Il senso della manifestazione è il ‘misurarsi’ con differenti strumenti e materiali per nuove frontiere dell’arte, intendendo il libro, non solo forma, ma esperienza creativa.

Pittura, scultura, fotografia, installazioni. Sono 50 opere che, nelle diversità delle intenzioni creative di ciascun artista, nella varietà dei materiali utilizzati, richiamano, alludono, citano brani dai romanzi di Piero Chiara, dalle liriche di Vittorio Sereni.

Viene pubblicato un catalogo di oltre 100 pagine, catalogo che riporta tutte le immagini delle opere presentate in mostra, con una introduzione del prof. Federico Roncoroni, testi critici, interviste e testi istituzionali.

In particolare: Parole, parole, parole… per 3RE (Trezza-Regidore), Alessia Tortoreto, Giorgio Bongiorni, Sergio Colombo, Flora Fumei, Bruna Zanon, Mirko Cervini, Paola Carabelli, Alida Novelli Drovandi.

Un vero e proprio libro pubblicabile è quello di Liliana Farini, Nicoletta Fumagalli, Peter Hide 311065 (con editore già pronto). Coinvolgenti le opere scultoree di Ruggero Marrani, Raphael De Vittori Reizel, Antonio Franzetti, Eduardo Brocca Toletti. Su progetti molto originali hanno lavorato Silvana Feroldi, Luca Ghielmi, Sonia Conti, Nicoletta Magnani, Enrico Milesi, Raffaello Giunti, Nicoletta Lunardi, Max Fontana.

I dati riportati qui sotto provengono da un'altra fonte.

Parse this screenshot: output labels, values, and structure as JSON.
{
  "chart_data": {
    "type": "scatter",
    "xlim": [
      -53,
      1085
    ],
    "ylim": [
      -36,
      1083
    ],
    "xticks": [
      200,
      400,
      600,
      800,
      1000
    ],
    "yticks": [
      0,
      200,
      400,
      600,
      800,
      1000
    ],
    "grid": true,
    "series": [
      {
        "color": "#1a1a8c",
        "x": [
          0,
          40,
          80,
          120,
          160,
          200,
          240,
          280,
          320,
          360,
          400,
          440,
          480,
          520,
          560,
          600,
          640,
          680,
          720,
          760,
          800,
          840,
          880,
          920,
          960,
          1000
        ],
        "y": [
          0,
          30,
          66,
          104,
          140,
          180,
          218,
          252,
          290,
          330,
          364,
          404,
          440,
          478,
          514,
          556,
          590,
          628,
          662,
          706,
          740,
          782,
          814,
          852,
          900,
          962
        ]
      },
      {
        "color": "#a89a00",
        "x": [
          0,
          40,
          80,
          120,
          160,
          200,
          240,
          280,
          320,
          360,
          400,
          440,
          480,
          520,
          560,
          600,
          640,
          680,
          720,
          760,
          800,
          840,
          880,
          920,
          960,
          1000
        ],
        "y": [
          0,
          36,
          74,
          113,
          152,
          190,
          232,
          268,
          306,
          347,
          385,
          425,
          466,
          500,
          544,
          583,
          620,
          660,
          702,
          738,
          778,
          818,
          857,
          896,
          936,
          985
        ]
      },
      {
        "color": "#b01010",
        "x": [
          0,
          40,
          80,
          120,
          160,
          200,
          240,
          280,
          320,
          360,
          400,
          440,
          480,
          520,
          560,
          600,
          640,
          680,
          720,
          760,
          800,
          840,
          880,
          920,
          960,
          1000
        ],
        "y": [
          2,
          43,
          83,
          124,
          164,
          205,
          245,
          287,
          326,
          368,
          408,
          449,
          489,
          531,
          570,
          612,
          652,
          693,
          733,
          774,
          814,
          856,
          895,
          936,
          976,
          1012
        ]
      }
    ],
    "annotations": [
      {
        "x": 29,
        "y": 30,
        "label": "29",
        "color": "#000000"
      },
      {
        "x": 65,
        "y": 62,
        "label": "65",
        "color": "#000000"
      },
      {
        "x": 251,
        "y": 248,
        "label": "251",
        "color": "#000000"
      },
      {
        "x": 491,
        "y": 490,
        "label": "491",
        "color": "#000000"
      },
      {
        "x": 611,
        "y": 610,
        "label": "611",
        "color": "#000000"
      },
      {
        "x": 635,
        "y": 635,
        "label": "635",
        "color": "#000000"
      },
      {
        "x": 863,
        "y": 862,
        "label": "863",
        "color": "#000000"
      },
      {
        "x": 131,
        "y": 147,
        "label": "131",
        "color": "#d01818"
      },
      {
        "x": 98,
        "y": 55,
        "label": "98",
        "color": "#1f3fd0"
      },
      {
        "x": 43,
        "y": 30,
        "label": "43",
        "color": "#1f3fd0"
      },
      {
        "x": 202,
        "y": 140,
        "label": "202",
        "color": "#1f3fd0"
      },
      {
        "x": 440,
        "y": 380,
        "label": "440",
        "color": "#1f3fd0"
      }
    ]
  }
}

Particolarissima come sempre l’installazione di Franco Mancuso; si è mosso felicemente con il medium fotografico Antonio Bandirali. Si sono ispirati alle emozioni diverse suggerite dalle pagine scritte artisti come Pierangela Cattini, Agostina Carrara, Michele Di Giovanni, Giorgio Gessi, Alberto Nicora, Giulio Palamara, Laura Pasquetti, Ernesto Saracchi. Parole e suggestioni visive attraverso il colore sono evocate da Marco Saporiti, Simona Zonca, Rita Bertrecchi, Elio Rimoldi, Giuseppe Sassi, Vanni Bellea, Gladys Colmenares, Daniela Quaglia.

Il fascino della materia ha catturato Gianpiero Castiglioni, Ezio Foglia, Roberto Cozzi, Piera Limido, Elisabetta Pieroni, mentre la figurazione memoriale si esalta con Franca Carra, Elsa Zantomio Gilberto Facchinetti.